Il est nécessaire de disposer de données de composition nutritionnelle précises et actualisées sur les viandes, crues et cuites, pour répondre aux questions sociétales, aux besoins scientifiques, réglementaires, cliniques ou de santé publique. La cuisson impacte les teneurs en nutriments des viandes. Du fait des pertes en eau, elle concentre les nutriments non solubles et thermorésistants comme les protéines, les lipides intramusculaires, le zinc ou le sélénium. En revanche, pour les nutriments thermosensibles, comme le fer héminique et la vitamine B6, les cuissons longues et à température élevée (80-100°C) (bouillies et braisées) provoquent une diminution de leur teneur. Pour les nutriments hydrosolubles et thermorésistants comme les vitamines B3 et B12, les viandes crues et cuites ont les mêmes teneurs.
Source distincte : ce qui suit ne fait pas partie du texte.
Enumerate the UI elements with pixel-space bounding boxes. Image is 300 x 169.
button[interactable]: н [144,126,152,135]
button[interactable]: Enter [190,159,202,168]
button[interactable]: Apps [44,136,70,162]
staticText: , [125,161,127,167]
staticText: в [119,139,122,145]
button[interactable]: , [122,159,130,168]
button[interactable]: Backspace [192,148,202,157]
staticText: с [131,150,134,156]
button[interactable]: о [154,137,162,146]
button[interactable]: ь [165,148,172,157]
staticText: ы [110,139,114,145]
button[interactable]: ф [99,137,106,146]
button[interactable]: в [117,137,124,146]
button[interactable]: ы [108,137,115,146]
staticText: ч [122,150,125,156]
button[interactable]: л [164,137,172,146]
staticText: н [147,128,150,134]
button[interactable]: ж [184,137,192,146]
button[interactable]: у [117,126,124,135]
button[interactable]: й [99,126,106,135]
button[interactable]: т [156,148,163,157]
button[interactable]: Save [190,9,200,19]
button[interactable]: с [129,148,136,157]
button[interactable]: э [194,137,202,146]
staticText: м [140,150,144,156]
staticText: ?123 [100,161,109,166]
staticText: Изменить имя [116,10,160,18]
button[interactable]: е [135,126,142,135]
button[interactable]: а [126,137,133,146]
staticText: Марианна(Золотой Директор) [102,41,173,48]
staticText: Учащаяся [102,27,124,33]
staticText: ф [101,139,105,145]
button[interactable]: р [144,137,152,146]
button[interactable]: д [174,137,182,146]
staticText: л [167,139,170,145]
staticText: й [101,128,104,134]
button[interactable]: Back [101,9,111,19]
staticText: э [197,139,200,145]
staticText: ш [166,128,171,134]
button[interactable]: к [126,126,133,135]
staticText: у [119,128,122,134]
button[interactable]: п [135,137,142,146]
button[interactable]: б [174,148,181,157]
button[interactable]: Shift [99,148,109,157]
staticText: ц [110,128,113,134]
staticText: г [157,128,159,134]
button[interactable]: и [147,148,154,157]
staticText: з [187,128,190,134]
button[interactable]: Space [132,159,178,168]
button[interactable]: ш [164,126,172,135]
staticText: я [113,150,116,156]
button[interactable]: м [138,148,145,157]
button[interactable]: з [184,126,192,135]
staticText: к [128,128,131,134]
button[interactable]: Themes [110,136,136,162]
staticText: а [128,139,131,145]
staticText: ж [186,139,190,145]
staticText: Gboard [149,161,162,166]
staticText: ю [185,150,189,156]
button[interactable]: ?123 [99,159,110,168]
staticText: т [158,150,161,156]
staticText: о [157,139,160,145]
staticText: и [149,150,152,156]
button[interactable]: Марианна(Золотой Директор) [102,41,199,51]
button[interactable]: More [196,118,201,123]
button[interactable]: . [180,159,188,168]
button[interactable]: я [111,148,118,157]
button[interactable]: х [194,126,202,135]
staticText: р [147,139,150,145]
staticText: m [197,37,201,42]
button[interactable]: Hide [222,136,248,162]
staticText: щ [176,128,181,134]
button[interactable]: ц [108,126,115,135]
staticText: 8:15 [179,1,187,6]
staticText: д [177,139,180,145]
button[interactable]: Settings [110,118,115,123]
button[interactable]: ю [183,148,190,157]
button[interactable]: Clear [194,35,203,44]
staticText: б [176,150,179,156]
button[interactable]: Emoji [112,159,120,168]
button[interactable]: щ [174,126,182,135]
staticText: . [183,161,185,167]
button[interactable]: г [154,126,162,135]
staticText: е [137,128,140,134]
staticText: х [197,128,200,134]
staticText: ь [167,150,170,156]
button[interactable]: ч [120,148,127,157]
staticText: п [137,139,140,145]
La prise en compte des modifications de composition induite par les traitements culinaires est essentielle pour évaluer correctement les apports nutritionnels des viandes. Globalement, les viandes cuites contribuent significativement à la couverture de nos besoins nutritionnels en protéines, en acides aminés indispensables, en fer, en sélénium, en zinc et en vitamines du groupe B parce qu’elles conservent des teneurs élevées en ces nutriments dont la digestibilité est souvent excellente.

Cet article présente une synthèse du Cahier « Valeurs nutritionnelles des viandes cuites. Effets de la cuisson sur la composition des viandes » édité par le CIV fin 2015.